While the exhibition highlights 150 stories about MIT, the most important to Hockfield is that MIT continues to reinvigorate the nation and the world through innovation. “It’s not only the story of our past, but also our fuel for the future,” said Hockfield, reminding the MIT community of the responsibility that the Institute and its fellow research institutions have in leading the way to solve the today’s most pressing problems.

“This is an opportunity for people to step back and wonder what this place is really about,” explained MIT Museum Director John Durant. He hopes the collection will help members of the MIT community consider aspects of the Institute that they may never have thought of before, such as the importance of the arts at MIT. Durant believes the exhibition will provide useful insight into the “internal workings of a first-rate research university that the public wouldn’t get any other way.”

While the MIT 150 Exhibition is designed to reflect the impact that MIT has had on education, industry and government over the past 150 years, the objects are also meant to express MIT’s motto, “mens et manus,” or “mind and hand,” and the new hands-on approach to technical education that MIT’s founder, William Barton Rogers, envisioned.

Those objects range from models and machines to documents, paintings, photographs and audio recordings. Visitors will discover large-scale artifacts such as Whirlwind, the first digital computer capable of operating in real-time that was developed at MIT in the late 1940s, as well as an outer-space simulator that was used to train astronauts on how to use the Apollo spacecraft’s control system. One of the largest sections of the exhibition features a wooden model of the city of Boston that MIT researchers used for wind-tunnel studies of the city’s buildings during the 1970s and 1980s.

In addition to objects that highlight MIT’s technological achievements, the show features artifacts that represent MIT’s unique culture, including photos and remnants from student pranks known as “hacks.” With more than 700 votes, the most popular nomination for the MIT 150 Exhibition was the Baker House Piano Drop, an annual tradition in which students commemorate the last day to drop spring classes by dropping a piano from the roof of the six-story Baker House dormitory. The exhibition features pieces from the piano that was shattered last spring.

Other culturally significant artifacts include recordings from an impromptu Grateful Dead concert held on campus in 1970, and episodes of the MIT Science Reporter public-television program from the 1950s and 1960s that explained science and technology to a general audience. Visitors can also peruse copies of some of the most influential publications published by MIT Press.

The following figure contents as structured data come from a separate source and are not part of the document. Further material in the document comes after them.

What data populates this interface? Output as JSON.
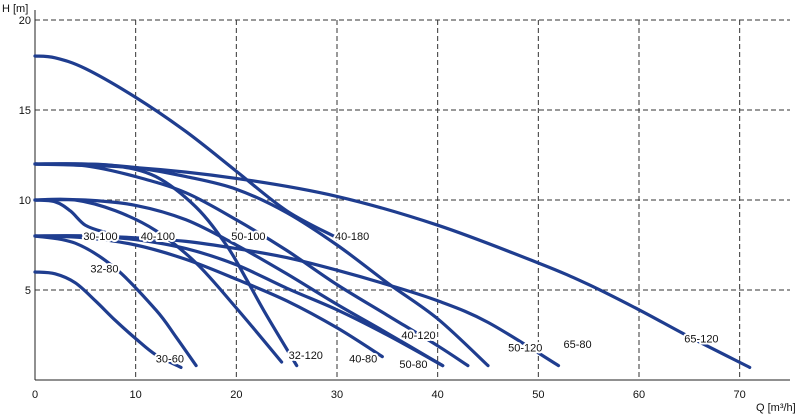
{
  "chart_data": {
    "type": "line",
    "xlabel": "Q [m³/h]",
    "ylabel": "H [m]",
    "xlim": [
      0,
      75
    ],
    "ylim": [
      0,
      20
    ],
    "x_ticks": [
      "0",
      "10",
      "20",
      "30",
      "40",
      "50",
      "60",
      "70"
    ],
    "y_ticks": [
      "5",
      "10",
      "15",
      "20"
    ],
    "grid": true,
    "line_color": "#1f3d8f",
    "series": [
      {
        "name": "30-60",
        "x": [
          0,
          2,
          4,
          6,
          8,
          10,
          12,
          14.5
        ],
        "y": [
          6.0,
          5.9,
          5.4,
          4.4,
          3.3,
          2.3,
          1.4,
          0.7
        ]
      },
      {
        "name": "32-80",
        "x": [
          0,
          4,
          8,
          12,
          14,
          16
        ],
        "y": [
          8.0,
          7.6,
          6.2,
          3.9,
          2.4,
          0.8
        ]
      },
      {
        "name": "30-100",
        "x": [
          0,
          2,
          3.5,
          5,
          7,
          8
        ],
        "y": [
          10.0,
          9.9,
          9.4,
          8.6,
          8.2,
          8.1
        ]
      },
      {
        "name": "40-100",
        "x": [
          0,
          4,
          8,
          12,
          16,
          20,
          24.5
        ],
        "y": [
          10.0,
          10.0,
          9.4,
          8.3,
          6.5,
          4.0,
          1.0
        ]
      },
      {
        "name": "32-120",
        "x": [
          0,
          4,
          8,
          12,
          16,
          19,
          21,
          23,
          26
        ],
        "y": [
          12.0,
          12.0,
          11.9,
          11.3,
          9.6,
          7.5,
          5.6,
          3.6,
          0.8
        ]
      },
      {
        "name": "40-80",
        "x": [
          0,
          5,
          10,
          15,
          20,
          25,
          30,
          34.5
        ],
        "y": [
          8.0,
          7.9,
          7.5,
          6.7,
          5.6,
          4.4,
          2.9,
          1.3
        ]
      },
      {
        "name": "50-80",
        "x": [
          0,
          5,
          10,
          15,
          20,
          25,
          30,
          35,
          40.5
        ],
        "y": [
          8.0,
          8.0,
          7.8,
          7.3,
          6.4,
          5.1,
          3.9,
          2.5,
          0.8
        ]
      },
      {
        "name": "50-100",
        "x": [
          0,
          5,
          10,
          15,
          20,
          25,
          30,
          35,
          40.5
        ],
        "y": [
          10.0,
          10.0,
          9.7,
          8.9,
          7.5,
          5.9,
          4.2,
          2.6,
          0.8
        ]
      },
      {
        "name": "40-120",
        "x": [
          0,
          5,
          10,
          15,
          20,
          25,
          30,
          35,
          40,
          43
        ],
        "y": [
          12.0,
          11.9,
          11.3,
          10.4,
          8.9,
          7.2,
          5.3,
          3.6,
          1.9,
          0.8
        ]
      },
      {
        "name": "40-180",
        "x": [
          0,
          2,
          5,
          10,
          15,
          20,
          25,
          30
        ],
        "y": [
          18.0,
          17.9,
          17.3,
          15.7,
          13.8,
          11.6,
          9.4,
          7.9
        ]
      },
      {
        "name": "50-120",
        "x": [
          0,
          5,
          10,
          15,
          20,
          25,
          30,
          35,
          40,
          45
        ],
        "y": [
          12.0,
          12.0,
          11.8,
          11.3,
          10.6,
          9.3,
          7.5,
          5.4,
          3.4,
          0.8
        ]
      },
      {
        "name": "65-80",
        "x": [
          0,
          5,
          10,
          15,
          20,
          25,
          30,
          35,
          40,
          45,
          52
        ],
        "y": [
          8.0,
          8.0,
          7.9,
          7.7,
          7.3,
          6.8,
          6.1,
          5.3,
          4.4,
          3.2,
          0.8
        ]
      },
      {
        "name": "65-120",
        "x": [
          0,
          10,
          20,
          30,
          40,
          50,
          55,
          60,
          65,
          71
        ],
        "y": [
          12.0,
          11.8,
          11.2,
          10.2,
          8.6,
          6.5,
          5.3,
          3.9,
          2.4,
          0.7
        ]
      }
    ],
    "labels": [
      {
        "text": "30-100",
        "x": 4.8,
        "y": 8.0
      },
      {
        "text": "40-100",
        "x": 10.5,
        "y": 8.0
      },
      {
        "text": "50-100",
        "x": 19.5,
        "y": 8.0
      },
      {
        "text": "40-180",
        "x": 29.8,
        "y": 8.0
      },
      {
        "text": "32-80",
        "x": 5.5,
        "y": 6.2
      },
      {
        "text": "30-60",
        "x": 12.0,
        "y": 1.2
      },
      {
        "text": "32-120",
        "x": 25.2,
        "y": 1.4
      },
      {
        "text": "40-80",
        "x": 31.2,
        "y": 1.2
      },
      {
        "text": "50-80",
        "x": 36.2,
        "y": 0.9
      },
      {
        "text": "40-120",
        "x": 36.4,
        "y": 2.5
      },
      {
        "text": "50-120",
        "x": 47.0,
        "y": 1.8
      },
      {
        "text": "65-80",
        "x": 52.5,
        "y": 2.0
      },
      {
        "text": "65-120",
        "x": 64.5,
        "y": 2.3
      }
    ]
  }
}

The exhibition isn’t limited to old artifacts, but also features recently developed objects like the virus-built battery developed by Angela Belcher, the Germeshausen Professor of Materials Science and Engineering and Biological Engineering, that MIT President Susan Hockfield presented to President Barack Obama during a visit to the White House in 2009.

A permanent exhibition

Although the exhibition is scheduled to conclude on Dec. 31, 2011, one of its lasting legacies will be a permanent online archive developed from the MIT 150 Exhibition website that was launched today. Visitors to the site are invited to comment on the exhibition and suggest artifacts they believe should have been included.

Admission to the MIT Museum will be free from 5 to 8 p.m. on Friday, Jan. 14, when museum curators will lead tours and demonstrations of objects in the exhibition.